- Location: London World
- Country: United Kingdom
- Presented by: Sake Sommelier Association
- First award: 2013
- Website: http://www.sakesommelieroftheyear.com/

= Sake Sommelier of the Year =

Sake Sommelier of the Year is an annual competition jointly organised by the Sake Sommelier Association. Started in London in 2013, the competition is the first its kind to be held outside Japan. The Sake Sommelier of the Year is a global event, and it was successfully held in Kuala Lumpur, Malaysia in 2019. The competition aims to find the most skilful Sake Sommeliers bringing them to the attention of their customers and raising the profile of their establishments.

More than 50 sommeliers from Europe, Asia and the Middle East entered the first competition in 2013.

In 2015, two new titles were introduced to encourage and reward contribution to the world of sake: Young Sake Ambassador and Sake Ambassador.

== Judging Process ==
The Sake Sommelier of the Year is open to any professionals involved in the service of sake.

After registering, applicants are sent a first-round questionnaire. From these, three finalist are chosen to compete in the live competition where they will be judged on knowledge, blind tasting, sake matching, and practical skill.
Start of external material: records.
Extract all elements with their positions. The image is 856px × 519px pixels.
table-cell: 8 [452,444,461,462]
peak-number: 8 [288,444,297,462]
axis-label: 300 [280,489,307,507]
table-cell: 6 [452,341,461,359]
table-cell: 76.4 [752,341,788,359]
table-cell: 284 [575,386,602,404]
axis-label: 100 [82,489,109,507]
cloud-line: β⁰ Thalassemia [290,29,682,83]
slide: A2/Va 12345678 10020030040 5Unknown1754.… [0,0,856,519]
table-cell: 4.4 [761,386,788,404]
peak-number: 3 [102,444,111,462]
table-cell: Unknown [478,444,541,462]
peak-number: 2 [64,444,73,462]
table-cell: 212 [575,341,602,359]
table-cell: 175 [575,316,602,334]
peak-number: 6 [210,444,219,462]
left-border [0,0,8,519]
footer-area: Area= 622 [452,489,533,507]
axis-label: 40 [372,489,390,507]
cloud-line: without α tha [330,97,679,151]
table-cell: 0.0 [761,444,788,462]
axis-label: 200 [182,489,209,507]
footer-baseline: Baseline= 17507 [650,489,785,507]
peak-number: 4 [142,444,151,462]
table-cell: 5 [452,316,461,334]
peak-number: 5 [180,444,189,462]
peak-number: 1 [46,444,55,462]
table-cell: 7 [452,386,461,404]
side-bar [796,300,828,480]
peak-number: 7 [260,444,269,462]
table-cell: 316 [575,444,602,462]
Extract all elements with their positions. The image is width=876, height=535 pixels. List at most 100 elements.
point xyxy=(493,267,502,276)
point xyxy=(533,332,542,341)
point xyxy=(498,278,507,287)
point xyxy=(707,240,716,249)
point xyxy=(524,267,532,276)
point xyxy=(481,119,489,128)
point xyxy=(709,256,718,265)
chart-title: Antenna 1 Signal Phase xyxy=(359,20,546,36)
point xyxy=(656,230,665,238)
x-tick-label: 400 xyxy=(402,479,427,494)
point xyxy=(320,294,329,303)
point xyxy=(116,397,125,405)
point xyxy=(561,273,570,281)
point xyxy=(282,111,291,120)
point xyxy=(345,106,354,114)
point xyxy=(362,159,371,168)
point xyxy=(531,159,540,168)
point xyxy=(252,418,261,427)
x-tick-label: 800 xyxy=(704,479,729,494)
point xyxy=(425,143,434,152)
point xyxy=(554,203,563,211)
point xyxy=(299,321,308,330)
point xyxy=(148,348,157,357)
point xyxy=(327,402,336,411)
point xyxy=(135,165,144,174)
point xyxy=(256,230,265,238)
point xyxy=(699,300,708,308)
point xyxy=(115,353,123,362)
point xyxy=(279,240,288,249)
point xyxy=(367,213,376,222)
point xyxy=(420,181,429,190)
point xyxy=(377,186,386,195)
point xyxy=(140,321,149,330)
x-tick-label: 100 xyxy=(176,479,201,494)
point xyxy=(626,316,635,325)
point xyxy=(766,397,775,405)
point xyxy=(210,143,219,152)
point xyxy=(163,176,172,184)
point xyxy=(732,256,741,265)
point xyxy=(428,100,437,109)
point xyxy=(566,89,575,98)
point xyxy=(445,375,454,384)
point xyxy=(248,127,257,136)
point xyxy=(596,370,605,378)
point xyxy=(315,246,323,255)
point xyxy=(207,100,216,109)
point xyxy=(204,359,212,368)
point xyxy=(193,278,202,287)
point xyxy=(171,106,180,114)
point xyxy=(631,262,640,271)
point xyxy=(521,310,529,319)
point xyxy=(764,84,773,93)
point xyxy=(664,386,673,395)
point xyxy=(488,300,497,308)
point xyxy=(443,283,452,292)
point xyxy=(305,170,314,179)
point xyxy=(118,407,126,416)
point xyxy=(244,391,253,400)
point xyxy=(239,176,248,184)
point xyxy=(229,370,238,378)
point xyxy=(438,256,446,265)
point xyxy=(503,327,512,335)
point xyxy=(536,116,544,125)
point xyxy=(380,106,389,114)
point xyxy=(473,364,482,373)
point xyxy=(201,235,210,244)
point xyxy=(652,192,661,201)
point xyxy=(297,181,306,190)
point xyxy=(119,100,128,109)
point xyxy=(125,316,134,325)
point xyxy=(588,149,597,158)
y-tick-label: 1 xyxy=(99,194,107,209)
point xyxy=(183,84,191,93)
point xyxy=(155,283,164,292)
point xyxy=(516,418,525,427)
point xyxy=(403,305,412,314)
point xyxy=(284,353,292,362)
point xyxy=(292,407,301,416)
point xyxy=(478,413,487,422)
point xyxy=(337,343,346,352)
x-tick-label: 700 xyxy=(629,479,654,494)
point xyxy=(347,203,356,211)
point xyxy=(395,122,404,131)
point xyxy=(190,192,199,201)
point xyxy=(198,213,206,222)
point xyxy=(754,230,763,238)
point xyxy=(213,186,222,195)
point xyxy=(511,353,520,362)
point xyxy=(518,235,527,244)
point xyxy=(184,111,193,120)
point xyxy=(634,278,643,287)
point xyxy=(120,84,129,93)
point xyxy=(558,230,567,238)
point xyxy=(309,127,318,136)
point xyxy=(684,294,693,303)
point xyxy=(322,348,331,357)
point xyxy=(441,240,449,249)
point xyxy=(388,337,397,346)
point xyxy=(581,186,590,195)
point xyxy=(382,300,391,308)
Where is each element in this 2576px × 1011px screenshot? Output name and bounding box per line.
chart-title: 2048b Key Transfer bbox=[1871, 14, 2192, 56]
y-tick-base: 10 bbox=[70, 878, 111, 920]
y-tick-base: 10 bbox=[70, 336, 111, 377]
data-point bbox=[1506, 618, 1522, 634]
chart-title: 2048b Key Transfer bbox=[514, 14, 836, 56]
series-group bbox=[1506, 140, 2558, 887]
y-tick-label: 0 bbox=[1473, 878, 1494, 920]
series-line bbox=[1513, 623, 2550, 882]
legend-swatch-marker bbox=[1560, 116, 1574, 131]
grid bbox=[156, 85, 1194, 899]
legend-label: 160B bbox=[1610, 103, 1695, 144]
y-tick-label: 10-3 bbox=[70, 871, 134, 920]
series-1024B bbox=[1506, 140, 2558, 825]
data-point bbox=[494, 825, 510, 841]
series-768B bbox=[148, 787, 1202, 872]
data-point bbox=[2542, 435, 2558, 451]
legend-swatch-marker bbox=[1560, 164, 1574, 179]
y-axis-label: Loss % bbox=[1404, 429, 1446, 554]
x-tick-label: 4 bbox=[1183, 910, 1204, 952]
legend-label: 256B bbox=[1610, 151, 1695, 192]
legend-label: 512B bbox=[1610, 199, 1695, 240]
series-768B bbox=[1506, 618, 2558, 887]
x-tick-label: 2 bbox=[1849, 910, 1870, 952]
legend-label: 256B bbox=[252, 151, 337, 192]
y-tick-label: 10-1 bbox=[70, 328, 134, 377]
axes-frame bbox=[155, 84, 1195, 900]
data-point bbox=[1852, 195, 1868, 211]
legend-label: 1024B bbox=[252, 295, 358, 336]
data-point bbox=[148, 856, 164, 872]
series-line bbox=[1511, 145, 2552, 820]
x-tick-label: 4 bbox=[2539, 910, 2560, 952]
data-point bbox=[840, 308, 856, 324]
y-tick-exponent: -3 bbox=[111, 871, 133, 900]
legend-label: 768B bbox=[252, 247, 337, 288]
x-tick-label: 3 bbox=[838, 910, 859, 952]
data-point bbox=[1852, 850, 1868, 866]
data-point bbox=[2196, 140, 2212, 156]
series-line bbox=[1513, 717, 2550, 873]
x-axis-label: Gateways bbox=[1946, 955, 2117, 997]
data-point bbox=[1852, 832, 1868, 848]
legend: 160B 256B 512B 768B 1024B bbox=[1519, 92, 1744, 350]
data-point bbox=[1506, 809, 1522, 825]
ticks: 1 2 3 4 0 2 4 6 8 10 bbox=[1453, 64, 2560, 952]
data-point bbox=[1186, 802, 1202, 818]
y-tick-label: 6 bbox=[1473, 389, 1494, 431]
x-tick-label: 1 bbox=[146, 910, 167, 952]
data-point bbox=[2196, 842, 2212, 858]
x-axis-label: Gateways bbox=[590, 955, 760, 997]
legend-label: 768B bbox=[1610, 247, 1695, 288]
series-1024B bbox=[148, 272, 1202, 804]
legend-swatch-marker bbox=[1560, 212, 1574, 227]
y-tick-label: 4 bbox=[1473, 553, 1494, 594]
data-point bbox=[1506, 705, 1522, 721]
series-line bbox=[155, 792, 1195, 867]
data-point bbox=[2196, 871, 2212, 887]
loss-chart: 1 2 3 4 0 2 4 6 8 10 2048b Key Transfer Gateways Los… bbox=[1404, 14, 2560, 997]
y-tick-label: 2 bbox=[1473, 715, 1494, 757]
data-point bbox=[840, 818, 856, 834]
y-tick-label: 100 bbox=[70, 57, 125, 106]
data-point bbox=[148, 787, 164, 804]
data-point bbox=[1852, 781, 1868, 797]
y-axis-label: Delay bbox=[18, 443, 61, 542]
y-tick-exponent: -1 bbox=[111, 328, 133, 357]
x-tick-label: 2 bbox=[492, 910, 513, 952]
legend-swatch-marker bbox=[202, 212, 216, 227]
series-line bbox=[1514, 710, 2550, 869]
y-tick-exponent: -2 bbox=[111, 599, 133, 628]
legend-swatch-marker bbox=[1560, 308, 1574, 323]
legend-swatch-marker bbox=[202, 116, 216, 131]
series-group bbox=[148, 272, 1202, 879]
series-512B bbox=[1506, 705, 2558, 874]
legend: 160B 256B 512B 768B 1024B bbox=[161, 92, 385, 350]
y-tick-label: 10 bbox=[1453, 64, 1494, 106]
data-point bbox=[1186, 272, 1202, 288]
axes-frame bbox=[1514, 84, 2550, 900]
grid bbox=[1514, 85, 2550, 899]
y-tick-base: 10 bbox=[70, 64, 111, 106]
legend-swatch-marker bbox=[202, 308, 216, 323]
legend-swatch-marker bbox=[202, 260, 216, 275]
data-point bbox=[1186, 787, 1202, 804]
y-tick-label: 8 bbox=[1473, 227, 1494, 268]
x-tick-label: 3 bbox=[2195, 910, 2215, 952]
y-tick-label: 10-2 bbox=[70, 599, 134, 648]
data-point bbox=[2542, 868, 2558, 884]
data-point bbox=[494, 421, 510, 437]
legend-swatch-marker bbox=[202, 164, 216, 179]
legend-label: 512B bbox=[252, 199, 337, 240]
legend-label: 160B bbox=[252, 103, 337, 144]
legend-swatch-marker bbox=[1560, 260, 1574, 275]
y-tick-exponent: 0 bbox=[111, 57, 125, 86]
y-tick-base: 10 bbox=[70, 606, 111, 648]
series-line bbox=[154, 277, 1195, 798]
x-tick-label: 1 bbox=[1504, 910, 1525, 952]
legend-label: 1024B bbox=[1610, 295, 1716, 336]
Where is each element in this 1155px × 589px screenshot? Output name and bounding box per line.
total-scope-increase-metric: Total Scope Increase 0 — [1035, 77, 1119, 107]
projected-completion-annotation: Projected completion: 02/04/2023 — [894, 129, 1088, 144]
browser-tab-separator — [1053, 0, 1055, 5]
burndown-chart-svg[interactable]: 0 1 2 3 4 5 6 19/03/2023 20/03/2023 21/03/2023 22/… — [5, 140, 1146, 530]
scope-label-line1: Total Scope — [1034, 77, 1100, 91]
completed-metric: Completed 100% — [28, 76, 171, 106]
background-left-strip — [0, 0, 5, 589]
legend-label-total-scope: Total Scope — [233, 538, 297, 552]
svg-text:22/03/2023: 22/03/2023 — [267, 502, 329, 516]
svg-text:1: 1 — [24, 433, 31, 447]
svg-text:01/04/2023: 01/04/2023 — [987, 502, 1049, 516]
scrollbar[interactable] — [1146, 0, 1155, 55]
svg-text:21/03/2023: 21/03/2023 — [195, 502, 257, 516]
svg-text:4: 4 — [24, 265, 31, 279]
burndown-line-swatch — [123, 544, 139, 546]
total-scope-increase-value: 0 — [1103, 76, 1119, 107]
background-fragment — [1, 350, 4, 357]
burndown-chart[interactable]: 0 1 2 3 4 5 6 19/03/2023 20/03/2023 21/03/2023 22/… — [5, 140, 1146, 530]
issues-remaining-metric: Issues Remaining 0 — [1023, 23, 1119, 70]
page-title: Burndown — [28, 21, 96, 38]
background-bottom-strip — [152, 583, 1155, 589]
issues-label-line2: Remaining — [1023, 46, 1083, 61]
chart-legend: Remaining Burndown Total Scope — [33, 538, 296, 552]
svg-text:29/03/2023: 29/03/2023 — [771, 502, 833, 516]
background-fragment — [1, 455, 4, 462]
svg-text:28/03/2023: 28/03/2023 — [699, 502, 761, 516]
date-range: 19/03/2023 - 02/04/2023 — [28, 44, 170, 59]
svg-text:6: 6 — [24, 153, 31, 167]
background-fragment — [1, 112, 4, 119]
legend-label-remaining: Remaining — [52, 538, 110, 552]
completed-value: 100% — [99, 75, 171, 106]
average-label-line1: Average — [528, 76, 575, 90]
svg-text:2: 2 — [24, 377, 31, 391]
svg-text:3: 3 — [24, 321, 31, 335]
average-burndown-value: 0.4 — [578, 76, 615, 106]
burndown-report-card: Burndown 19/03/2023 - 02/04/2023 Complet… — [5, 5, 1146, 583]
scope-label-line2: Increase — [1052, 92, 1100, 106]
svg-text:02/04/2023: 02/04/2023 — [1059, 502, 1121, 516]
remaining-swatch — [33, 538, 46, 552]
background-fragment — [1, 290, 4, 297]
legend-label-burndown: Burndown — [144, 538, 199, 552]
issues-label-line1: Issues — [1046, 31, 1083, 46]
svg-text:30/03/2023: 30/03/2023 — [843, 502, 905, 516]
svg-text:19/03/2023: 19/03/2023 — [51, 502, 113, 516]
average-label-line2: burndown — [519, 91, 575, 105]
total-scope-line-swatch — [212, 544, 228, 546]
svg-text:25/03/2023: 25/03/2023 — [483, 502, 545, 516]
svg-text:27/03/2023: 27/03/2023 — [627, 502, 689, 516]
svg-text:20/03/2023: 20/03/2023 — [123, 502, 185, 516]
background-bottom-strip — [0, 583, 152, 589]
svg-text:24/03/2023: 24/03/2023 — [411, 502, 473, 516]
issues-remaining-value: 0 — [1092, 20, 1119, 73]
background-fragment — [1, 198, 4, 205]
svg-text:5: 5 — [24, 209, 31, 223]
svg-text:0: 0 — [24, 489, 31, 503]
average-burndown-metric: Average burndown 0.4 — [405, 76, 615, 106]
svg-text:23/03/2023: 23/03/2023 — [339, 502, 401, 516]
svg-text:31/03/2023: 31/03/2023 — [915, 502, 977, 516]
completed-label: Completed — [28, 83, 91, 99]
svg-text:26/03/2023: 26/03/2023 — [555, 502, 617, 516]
An enormous amount of learning and confidence-building takes place by taking part in the competition.

== The Sake Sommelier of the Year judging panels ==

The competition's judging panel represent a global mix of the most experienced, innovative, respected and awarded faces in the industry including founders of Sake Sommelier Association

== Overall Winners 2013 - 2019 ==

The Sake Sommelier of the Year is held annually and is sponsored by one of the world's oldest family-owned sake companies Gekkeikan.

The first competition was held on 11 November 2013 at the Westbury Hotel in London, and was won by UAE Sommelier Rajan Rengasamy, wine supplier Spinneys.

In 2014, the Sake Sommelier of the Year was held on 24 November at the Westbury Hotel in London for the second time and was won by Noel Pusch of Zuma Abu Dhabi.

In 2015, the competition was held on 23 November at the Millennium Hotel, Knightsbridge London and was won by Miguel A. Hernández from Valencia, Spain.

In 2016, the competition was held on 21 November at the Millennium Hotel, Knightsbridge London and was won by Venkadesh Thanga Mariappan of the Bonnington Jumeirah Lakes Tower Hotel, UAE.

In 2018, the competition was held on 20 May at the Millennium Hotel, Knightsbridge London and was won by Joshua Kalinan Sinnathamby from Singapore Airlines, Singapore.

In 2019, the competition was held on 25 November at the Sake Place, Kuala Lumpur Malaysia and was won by Brett Goss Associate at Sake Central, Hong Kong

== Young Sake Ambassador ==
The Young Sake Ambassador is an annual award given to someone aged 18–30 who has had little to no previous experience with sake, but who shows a great interest, enthusiasm, and desire to contribute to the world of sake. The Young Sake Ambassador is motivated to expand the knowledge and appreciation of sake either in their own community or help it grow worldwide.

The aim of this award is to bring a fresh mind-set into the sake industry worldwide. The selected Young Sake Ambassador of the Year will be expected to spend a year contributing to the promotion of sake with the Sake Sommelier Association's support.

== Sake Ambassador ==

Awarded every two years, the Sake Ambassador is bestowed upon someone for their outstanding dedication to the world of sake. The individual will have been working for sake diplomacy, contributing to the understanding and appreciation of sake throughout their country.